Of course, F1 is the world’s most popular series, and the 2021 IndyCar champion believes its appeal doesn’t necessarily stem from being competitive.

Though the ’21 championship battle between Hamilton and Verstappen was epic, F1 has grown its audience in recent years with the help of the “Drive To Survive” docuseries on Netflix that has showcased their stars’ personalities along with the cutthroat decisions of its team principals (IndyCar started its own docuseries this year).

“I don’t think the beauty of F1 is the race itself,” Palou said. “I’d say the beauty is more the development that they have and everything around the races, and that they go different places. But when we talk about pure spectacle, you cannot get better than (IndyCar).

“You can feel it as a driver here when you first come and jump in a car. When I was in Dale Coyne (Racing), we got a podium my rookie year. It wasn’t the best team, but we were able to achieve one of the best cars at Road America (where he finished third in 2020). It’s not that I was driving a slow car. I was driving a really fast car. I think we can see that across all the teams and the drivers.”

Team Penske’s Scott McLaughlin, who will start second at Detroit, is in his third season of IndyCar after winning three championships in Supercars.

The New Zealander said recently that IndyCar has been “the most enjoyment I’ve ever had in my career. I had a lot of fun in Supercars, but there were still things like different uprights, engines, all that stuff. (IndyCar) is spec. Really the only things you can change are dampers and the engine differences between Honda and Chevy.

“I have a blast,” McLaughlin said. “Trying to extract pace and winning in this series is better than I’ve ever felt ever. I’m surprised by how satisfied it feels to win an IndyCar race. It’s better than how it ever has felt in my career. I’ve always liked winning, but it’s so satisfying to win here. That’s why it’s so cool. There are no bad drivers. You have to have a perfect day.”

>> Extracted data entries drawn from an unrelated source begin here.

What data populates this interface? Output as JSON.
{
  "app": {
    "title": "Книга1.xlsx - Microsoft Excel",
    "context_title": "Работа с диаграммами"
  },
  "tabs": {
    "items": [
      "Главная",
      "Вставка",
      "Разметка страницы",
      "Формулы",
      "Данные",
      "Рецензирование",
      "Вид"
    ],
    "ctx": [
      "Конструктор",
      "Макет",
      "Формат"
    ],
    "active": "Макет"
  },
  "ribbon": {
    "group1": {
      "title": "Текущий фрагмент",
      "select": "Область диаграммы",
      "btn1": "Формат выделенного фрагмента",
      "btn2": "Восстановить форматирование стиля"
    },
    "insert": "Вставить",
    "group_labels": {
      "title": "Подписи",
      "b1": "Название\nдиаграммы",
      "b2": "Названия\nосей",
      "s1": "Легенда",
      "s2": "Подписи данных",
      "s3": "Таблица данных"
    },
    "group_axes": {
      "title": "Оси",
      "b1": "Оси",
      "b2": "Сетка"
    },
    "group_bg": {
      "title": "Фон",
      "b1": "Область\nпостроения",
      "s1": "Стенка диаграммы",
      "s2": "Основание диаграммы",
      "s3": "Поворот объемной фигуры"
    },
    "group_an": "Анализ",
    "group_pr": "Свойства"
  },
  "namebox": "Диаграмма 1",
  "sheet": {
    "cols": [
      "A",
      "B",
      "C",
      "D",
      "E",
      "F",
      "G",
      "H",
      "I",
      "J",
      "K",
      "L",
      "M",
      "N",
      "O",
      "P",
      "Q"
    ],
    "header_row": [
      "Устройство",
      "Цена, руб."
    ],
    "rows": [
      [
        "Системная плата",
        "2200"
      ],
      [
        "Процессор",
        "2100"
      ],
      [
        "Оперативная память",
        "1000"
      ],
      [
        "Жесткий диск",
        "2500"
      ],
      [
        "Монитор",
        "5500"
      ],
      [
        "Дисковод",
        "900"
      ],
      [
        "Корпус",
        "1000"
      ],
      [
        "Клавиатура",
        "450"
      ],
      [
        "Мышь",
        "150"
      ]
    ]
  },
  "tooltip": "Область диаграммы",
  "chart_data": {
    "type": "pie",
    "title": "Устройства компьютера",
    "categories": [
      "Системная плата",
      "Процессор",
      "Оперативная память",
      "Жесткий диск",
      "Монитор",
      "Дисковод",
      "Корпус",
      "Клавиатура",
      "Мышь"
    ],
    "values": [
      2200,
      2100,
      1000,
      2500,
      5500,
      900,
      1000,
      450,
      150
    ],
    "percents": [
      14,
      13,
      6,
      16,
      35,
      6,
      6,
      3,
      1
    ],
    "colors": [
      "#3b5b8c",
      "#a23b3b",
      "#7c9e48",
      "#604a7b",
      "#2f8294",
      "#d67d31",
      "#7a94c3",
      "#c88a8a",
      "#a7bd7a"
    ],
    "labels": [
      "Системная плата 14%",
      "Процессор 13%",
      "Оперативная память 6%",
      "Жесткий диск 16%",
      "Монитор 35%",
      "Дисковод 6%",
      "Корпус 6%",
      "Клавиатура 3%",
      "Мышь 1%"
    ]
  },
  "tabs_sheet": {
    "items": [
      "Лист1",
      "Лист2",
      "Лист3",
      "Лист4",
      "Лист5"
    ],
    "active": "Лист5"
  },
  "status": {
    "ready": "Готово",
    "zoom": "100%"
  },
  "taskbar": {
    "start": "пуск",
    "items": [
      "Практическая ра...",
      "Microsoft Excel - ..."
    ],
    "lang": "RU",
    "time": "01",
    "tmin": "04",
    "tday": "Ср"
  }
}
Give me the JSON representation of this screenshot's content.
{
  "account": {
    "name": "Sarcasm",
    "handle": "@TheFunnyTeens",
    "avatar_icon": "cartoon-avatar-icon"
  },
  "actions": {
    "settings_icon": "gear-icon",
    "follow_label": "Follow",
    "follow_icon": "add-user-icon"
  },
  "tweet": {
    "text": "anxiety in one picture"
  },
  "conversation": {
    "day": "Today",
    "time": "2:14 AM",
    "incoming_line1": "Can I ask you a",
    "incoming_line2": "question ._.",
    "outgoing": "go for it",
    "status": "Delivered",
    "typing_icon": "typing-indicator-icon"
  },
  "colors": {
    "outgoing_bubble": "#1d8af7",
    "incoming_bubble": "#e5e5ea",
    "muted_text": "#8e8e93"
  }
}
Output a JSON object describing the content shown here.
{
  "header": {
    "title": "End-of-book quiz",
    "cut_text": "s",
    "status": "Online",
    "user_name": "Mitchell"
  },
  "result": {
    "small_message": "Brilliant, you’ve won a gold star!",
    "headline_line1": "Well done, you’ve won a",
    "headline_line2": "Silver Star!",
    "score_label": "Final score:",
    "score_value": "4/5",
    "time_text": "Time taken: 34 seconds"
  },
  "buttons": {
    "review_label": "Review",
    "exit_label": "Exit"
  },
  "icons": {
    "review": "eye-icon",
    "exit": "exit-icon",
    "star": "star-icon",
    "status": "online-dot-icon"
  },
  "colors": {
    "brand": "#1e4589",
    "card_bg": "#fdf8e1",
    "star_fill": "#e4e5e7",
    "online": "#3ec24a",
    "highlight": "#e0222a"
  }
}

Qualifying might be the best example of the series’ competitiveness tightness. The spread for the Fast Six final round of qualifying on Detroit’s new nine-turn, 1.645-mile downtown layout was nearly eight 10ths of a second – which qualifies as an eternity these days.

Last month, the GMR Grand Prix on the Indianapolis Motor Speedway road course produced a spread of 0.2971 seconds from first to sixth – the fourth-closest Fast Six in IndyCar history since the format was adopted in 2008. Three of the seven closest Fast Six fields have happened this season (with the Grand Prix of Long Beach ranking sixth and the Alabama Grand Prix in seventh).

While the technical ingenuity and innovation might be limited when compared to F1, there’s no arguing that more IndyCar drivers and teams have a chance to win.

“The parity’s great, and no one has an advantage, basically,” Power said. “The two engine manufacturers (Honda and Chevrolet) are always flipping back and forth as they develop, but we’re talking like tenths of a second over a lap. There’s not a bad driver in the field, and there are 20 people all capable of being in the Fast Six every week. Maybe more. It’s incredibly competitive. There isn’t a more competitive series in the world. I’m sure of that.

“If you want the ultimate driver’s series, this is it I’m from a big team that would benefit massively from opening the rules up, but I don’t think (IndyCar officials) should. I think this should always be about the team and driver getting the most out of a piece of equipment that everyone has a chance to do so. That’s the ultimate driver series. Who wants to win a championship when you’re just given the best car? It’s just ridiculous.”

Power believes the talented Verstappen still would be the F1 champion if the equipment were spec, but he also thinks there would be more challengers.

“There’s got to be a bunch of those guys that must just be frustrated,” Power said. “Think about Lewis Hamilton, George Russell, Lando Norris, (Fernando) Alonso. Those are some great drivers that don’t get a chance to even win. They’re just extracting the most out of the piece of equipment they have.

“All I can say is if everyone had a Red Bull car, there’s no way that Max would win every race. There are so many guys who would be winning races. It’d just be similar to (IndyCar) and different every week, which it should be that way for the top level of the sport.”